Но Митро, неподвижно стоящий у окна, молчал. И лишь когда Иринка завыла в открытую на плече перепуганной младшей сестрёнки, повернул к женщинам потемневшее лицо.

– Я сам к Картошихе пойду, – мрачно сказал он. – Сам попрошу оставить тебя… хотя бы пока не родишь. Да что они – ума решились? На зиму глядя невесть куда с животом мою дочь тащить? Не вой, Ирка, сделаю я что-нибудь.

– Ох, молчи ты, Христа ради… – горько проговорила Илона.

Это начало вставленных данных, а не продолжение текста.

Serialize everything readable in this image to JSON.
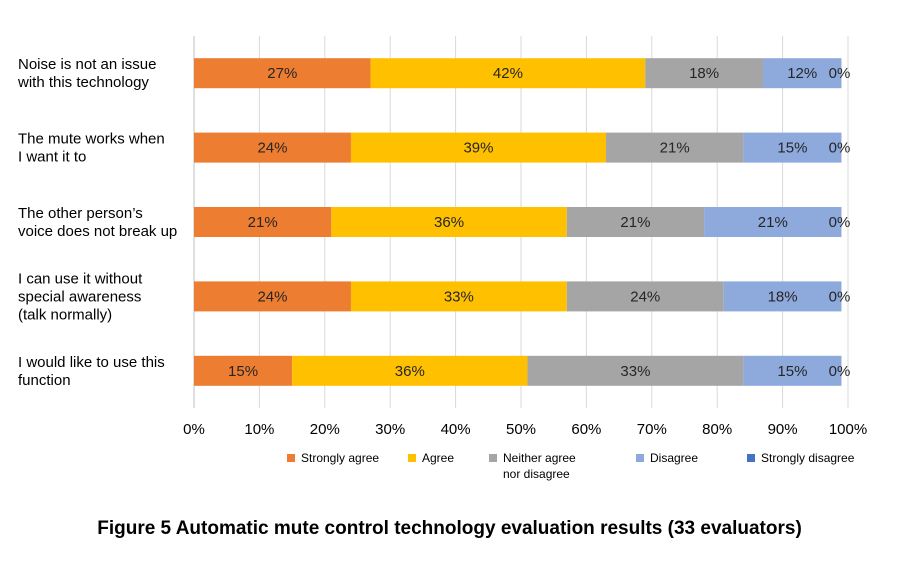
{
  "caption": "Figure 5  Automatic mute control technology evaluation results (33 evaluators)",
  "chart_data": {
    "type": "bar",
    "orientation": "horizontal",
    "stacked": "percent",
    "categories": [
      "Noise is not an issue with this technology",
      "The mute works when I want it to",
      "The other person’s voice does not break up",
      "I can use it without special awareness (talk normally)",
      "I would like to use this function"
    ],
    "category_lines": [
      [
        "Noise is not an issue",
        "with this technology"
      ],
      [
        "The mute works when",
        "I want it to"
      ],
      [
        "The other person’s",
        "voice does not break up"
      ],
      [
        "I can use it without",
        "special awareness",
        "(talk normally)"
      ],
      [
        "I would like to use this",
        "function"
      ]
    ],
    "series": [
      {
        "name": "Strongly agree",
        "color": "#ED7D31",
        "values": [
          27,
          24,
          21,
          24,
          15
        ],
        "labels": [
          "27%",
          "24%",
          "21%",
          "24%",
          "15%"
        ]
      },
      {
        "name": "Agree",
        "color": "#FFC000",
        "values": [
          42,
          39,
          36,
          33,
          36
        ],
        "labels": [
          "42%",
          "39%",
          "36%",
          "33%",
          "36%"
        ]
      },
      {
        "name": "Neither agree nor disagree",
        "legend_lines": [
          "Neither agree",
          "nor disagree"
        ],
        "color": "#A5A5A5",
        "values": [
          18,
          21,
          21,
          24,
          33
        ],
        "labels": [
          "18%",
          "21%",
          "21%",
          "24%",
          "33%"
        ]
      },
      {
        "name": "Disagree",
        "color": "#8EA9DB",
        "values": [
          12,
          15,
          21,
          18,
          15
        ],
        "labels": [
          "12%",
          "15%",
          "21%",
          "18%",
          "15%"
        ]
      },
      {
        "name": "Strongly disagree",
        "color": "#4472C4",
        "values": [
          0,
          0,
          0,
          0,
          0
        ],
        "labels": [
          "0%",
          "0%",
          "0%",
          "0%",
          "0%"
        ]
      }
    ],
    "xlim": [
      0,
      100
    ],
    "xticks": [
      "0%",
      "10%",
      "20%",
      "30%",
      "40%",
      "50%",
      "60%",
      "70%",
      "80%",
      "90%",
      "100%"
    ],
    "grid": "vertical",
    "legend_position": "bottom"
  }
}
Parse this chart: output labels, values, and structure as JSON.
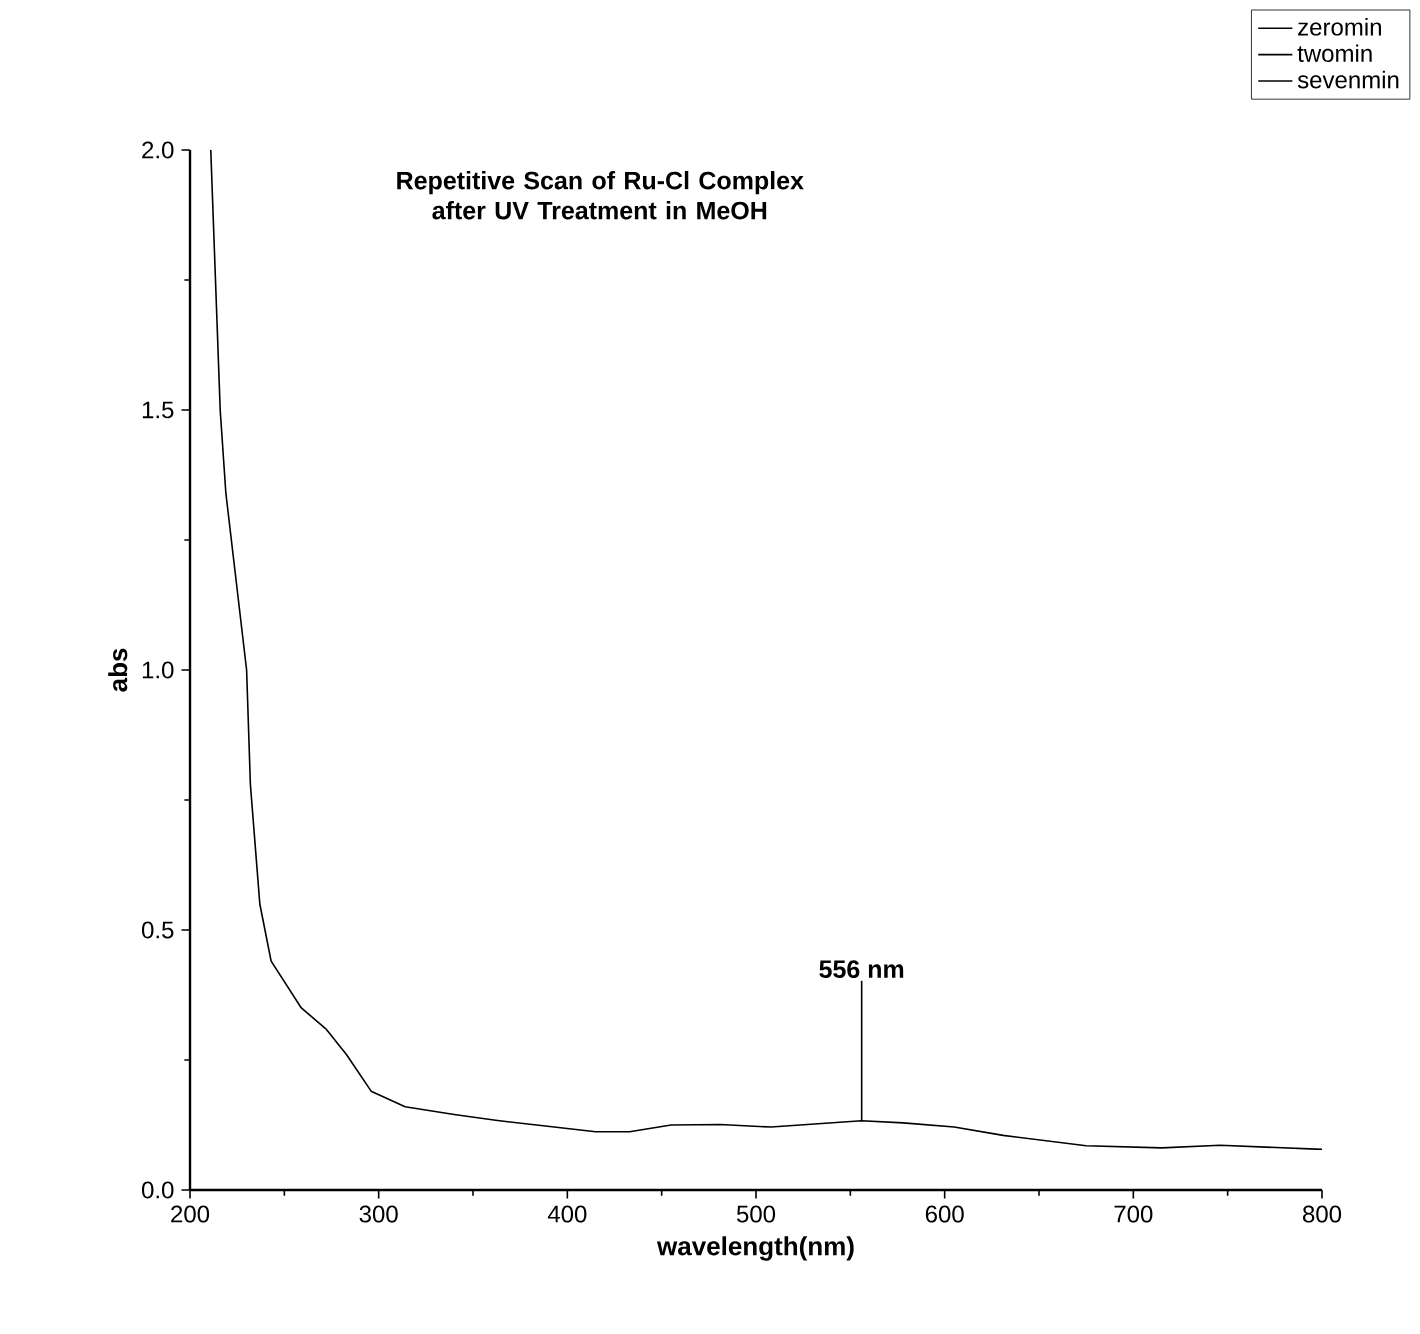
{
  "chart_data": {
    "type": "line",
    "title": "Repetitive Scan of Ru-Cl Complex after UV Treatment in MeOH",
    "xlabel": "wavelength(nm)",
    "ylabel": "abs",
    "x": [
      211,
      216,
      219,
      230,
      232,
      237,
      243,
      259,
      272,
      283,
      296,
      314,
      340,
      362,
      393,
      415,
      433,
      455,
      481,
      508,
      556,
      578,
      605,
      631,
      675,
      715,
      746,
      800
    ],
    "series": [
      {
        "name": "zeromin",
        "color": "#000000",
        "values": [
          2.0,
          1.5,
          1.34,
          1.0,
          0.78,
          0.55,
          0.44,
          0.35,
          0.31,
          0.26,
          0.19,
          0.16,
          0.145,
          0.134,
          0.121,
          0.112,
          0.112,
          0.125,
          0.126,
          0.121,
          0.133,
          0.129,
          0.121,
          0.105,
          0.085,
          0.081,
          0.086,
          0.078
        ]
      },
      {
        "name": "twomin",
        "color": "#000000",
        "values": [
          null,
          null,
          null,
          null,
          null,
          null,
          null,
          null,
          null,
          null,
          null,
          null,
          null,
          null,
          null,
          null,
          null,
          null,
          null,
          null,
          null,
          null,
          null,
          null,
          null,
          null,
          null,
          null
        ]
      },
      {
        "name": "sevenmin",
        "color": "#000000",
        "values": [
          null,
          null,
          null,
          null,
          null,
          null,
          null,
          null,
          null,
          null,
          null,
          null,
          null,
          null,
          null,
          null,
          null,
          null,
          null,
          null,
          null,
          null,
          null,
          null,
          null,
          null,
          null,
          null
        ]
      }
    ],
    "xlim": [
      200,
      800
    ],
    "xticks": [
      200,
      300,
      400,
      500,
      600,
      700,
      800
    ],
    "ylim": [
      0,
      2.0
    ],
    "yticks": [
      {
        "value": 0,
        "label": "0.0"
      },
      {
        "value": 0.5,
        "label": "0.5"
      },
      {
        "value": 1.0,
        "label": "1.0"
      },
      {
        "value": 1.5,
        "label": "1.5"
      },
      {
        "value": 2.0,
        "label": "2.0"
      }
    ],
    "annotations": [
      {
        "text": "556 nm",
        "x": 556,
        "y": 0.133
      }
    ],
    "legend": "top right",
    "grid": false
  }
}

Митро, бросив на неё короткий взгляд, снова отвернулся к окну. Было ясно: никакие разговоры не принесут результата. У Картошек уже всё решено. Вскоре плакали все: Илона, Иринка, три оказавшиеся в доме её сестры, Дашка, Настя, её невестки… Никто не заметил стоящего в дверях залы Гришку, который с минуту молча смотрел на худенькую, дрожащую от рыданий спину Иринки, а затем тихо, стараясь не стучать сапогами, вышел из дома.

Он не следил за дорогой и сам не знал, как оказался на Таганке. Со всех сторон его обступили низенькие деревянные домики, узкие горбатые улочки, небольшие пряничные церкви с оранжево светящимися окнами. Здесь жило много цыган, то и дело Гришку кто-то окликал, взмахивал рукой, скалился: «А, Смоляко, здорово! Что делаешь здесь?» Но Гришке было не до разговоров с объяснениями, и он поспешил укрыться в церкви. Здесь оказалось тихо, тепло, святые, чудилось, поглядывали участливо. Гришка купил свечу, но забыл её запалить и так и стоял перед грустной Богородицей, глядя в её большие, тёмные, похожие на Иринкины глаза и безмолвно спрашивая: что же делать теперь?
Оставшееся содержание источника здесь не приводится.